W32.Supova.B.worm


Aliases: W32.Supova.Worm
Variants: N/A

Classification: Malware
Category: Computer Worm

Status: Active & Spreading
Spreading: Moderate
Geographical info: Asia, North and South America, and some parts of Europe and Australia
Removal: Easy
Platform: W32
Discovered: 18 Jul 2002
Damage: Medium

Characteristics: The W32.Supova.B. application is a worm that comes cloaked as a well known software file. It propagates through KaZaA file-sharing networks by decepting the users of KaZaa into running and downloading the program.

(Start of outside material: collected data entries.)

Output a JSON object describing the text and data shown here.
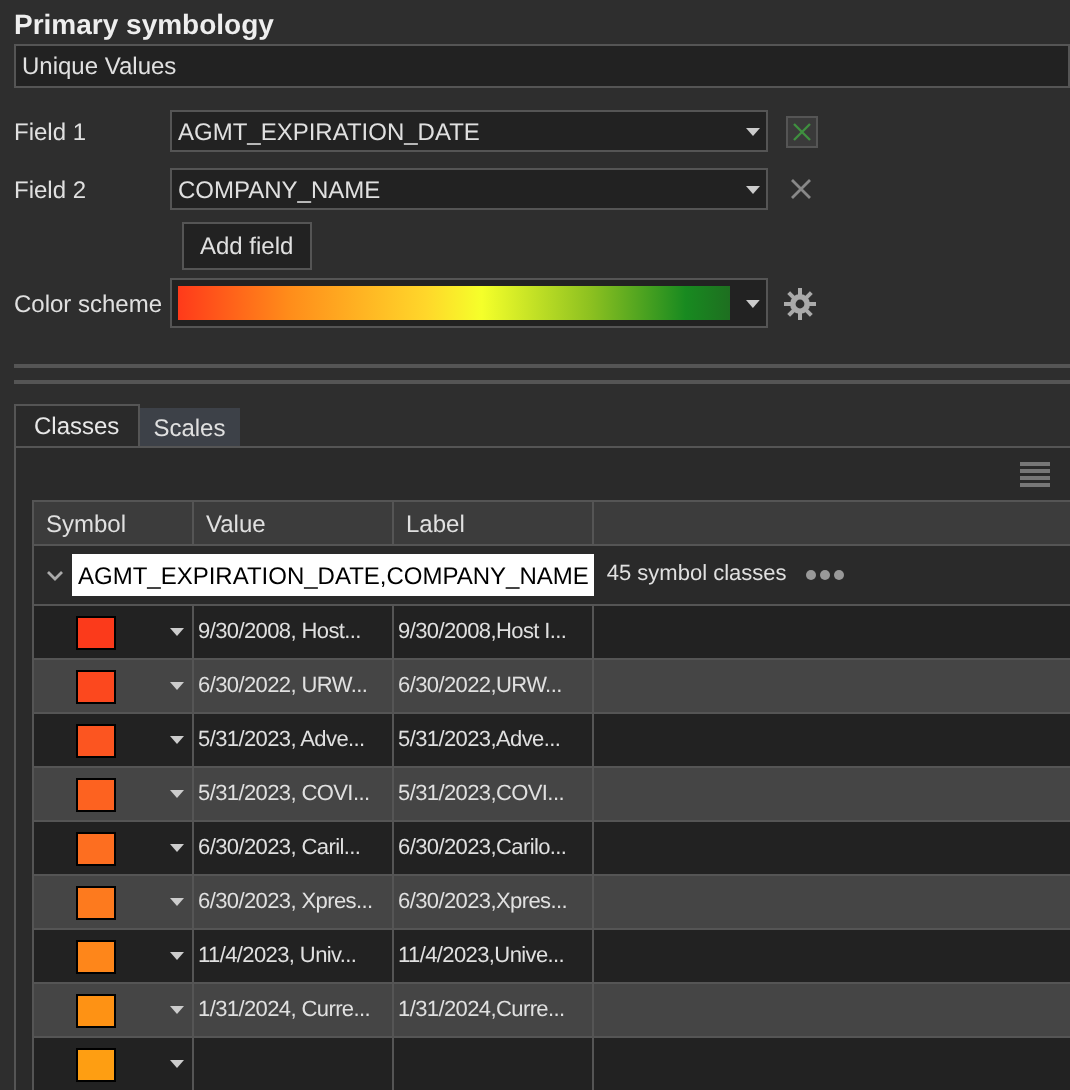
{
  "panel_title": "Primary symbology",
  "method": {
    "value": "Unique Values"
  },
  "fields": [
    {
      "label": "Field 1",
      "value": "AGMT_EXPIRATION_DATE",
      "kind": "expression"
    },
    {
      "label": "Field 2",
      "value": "COMPANY_NAME",
      "kind": "remove"
    }
  ],
  "add_field_button": "Add field",
  "color_scheme": {
    "label": "Color scheme"
  },
  "tabs": [
    {
      "label": "Classes",
      "selected": true
    },
    {
      "label": "Scales",
      "selected": false
    }
  ],
  "table": {
    "columns": [
      "Symbol",
      "Value",
      "Label"
    ],
    "group": {
      "heading": "AGMT_EXPIRATION_DATE,COMPANY_NAME",
      "count": "45 symbol classes",
      "expanded": true
    },
    "rows": [
      {
        "color": "#fb3a1b",
        "value": "9/30/2008, Host...",
        "label": "9/30/2008,Host I..."
      },
      {
        "color": "#fc481e",
        "value": "6/30/2022, URW...",
        "label": "6/30/2022,URW..."
      },
      {
        "color": "#fc5520",
        "value": "5/31/2023, Adve...",
        "label": "5/31/2023,Adve..."
      },
      {
        "color": "#fd6220",
        "value": "5/31/2023, COVI...",
        "label": "5/31/2023,COVI..."
      },
      {
        "color": "#fd6e20",
        "value": "6/30/2023, Caril...",
        "label": "6/30/2023,Carilo..."
      },
      {
        "color": "#fd7a1e",
        "value": "6/30/2023, Xpres...",
        "label": "6/30/2023,Xpres..."
      },
      {
        "color": "#fe861a",
        "value": "11/4/2023, Univ...",
        "label": "11/4/2023,Unive..."
      },
      {
        "color": "#fe9214",
        "value": "1/31/2024, Curre...",
        "label": "1/31/2024,Curre..."
      },
      {
        "color": "#fe9e12"
      }
    ]
  }
}
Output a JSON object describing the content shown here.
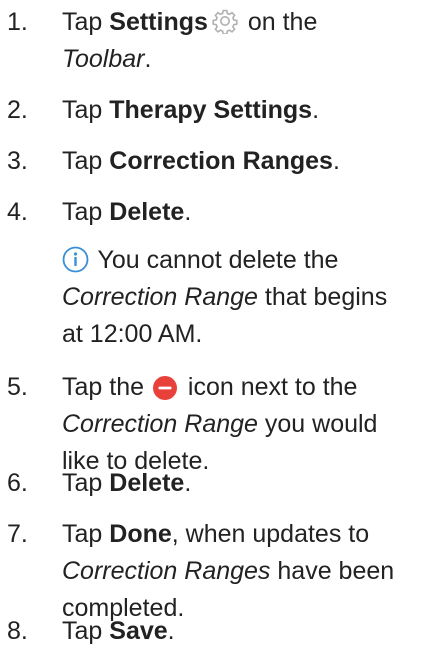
{
  "steps": [
    {
      "number": "1.",
      "pre": "Tap ",
      "bold": "Settings",
      "icon": "gear-icon",
      "post": " on the",
      "line2_italic": "Toolbar",
      "line2_post": "."
    },
    {
      "number": "2.",
      "pre": "Tap ",
      "bold": "Therapy Settings",
      "post": "."
    },
    {
      "number": "3.",
      "pre": "Tap ",
      "bold": "Correction Ranges",
      "post": "."
    },
    {
      "number": "4.",
      "pre": "Tap ",
      "bold": "Delete",
      "post": "."
    },
    {
      "number": "5.",
      "pre": "Tap the ",
      "icon": "minus-circle-icon",
      "post": " icon next to the",
      "line2_italic": "Correction Range",
      "line2_post": " you would",
      "line3": "like to delete."
    },
    {
      "number": "6.",
      "pre": "Tap ",
      "bold": "Delete",
      "post": "."
    },
    {
      "number": "7.",
      "pre": "Tap ",
      "bold": "Done",
      "post": ", when updates to",
      "line2_italic": "Correction Ranges",
      "line2_post": " have been",
      "line3": "completed."
    },
    {
      "number": "8.",
      "pre": "Tap ",
      "bold": "Save",
      "post": "."
    }
  ],
  "note": {
    "icon": "info-icon",
    "line1": " You cannot delete the",
    "line2_italic": "Correction Range",
    "line2_post": " that begins",
    "line3": "at 12:00 AM."
  },
  "colors": {
    "text": "#222222",
    "gear_icon": "#b0b0b0",
    "info_icon": "#3a8fd6",
    "minus_icon": "#e8413c"
  }
}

More details about W32.Supova.B.worm

The worm duplicates itself into the folder of Windows using various names that randomly chooses from Blaargh, Alles-ist-vorbei, Cheese-Burger, Desktop-shooting, Bigmac, and Hello-Kitty having .exe extension. It also makes a text file in folders of Windows having a name consisting of 12 numbers that are random and a .txt extension. The worm builds up itself to be performed by adding values to the registry whenever the Windows loads. In order to remove the value that this worm added, first thing to do is go to Start and then click Run. Run Dialog Box will then appear. Just type regedit and click OK. Registry Editor will then open. There will be a key to navigate and then delete the ‘Supernova’ value. Click the Registry button then Exit.

The worm attempts sending some messages to the contacts of the MSN Messenger. The worm contains codes so it can delete files. The worm places the installation folder in the main Windows and replicates itself to the specified location. Before it tries to delete the files it will first display the “Owned by the blasting stars” message. Then it will delete the files. After it deletes these files, it will then display “Patch the leaks… Or the ship will sink…” message followed by a message box contained “Religion is war!!” message. Then it will executes Service attacks Denial on the web sites such as islamicity.com, Christianity.com, and beliefnet.com.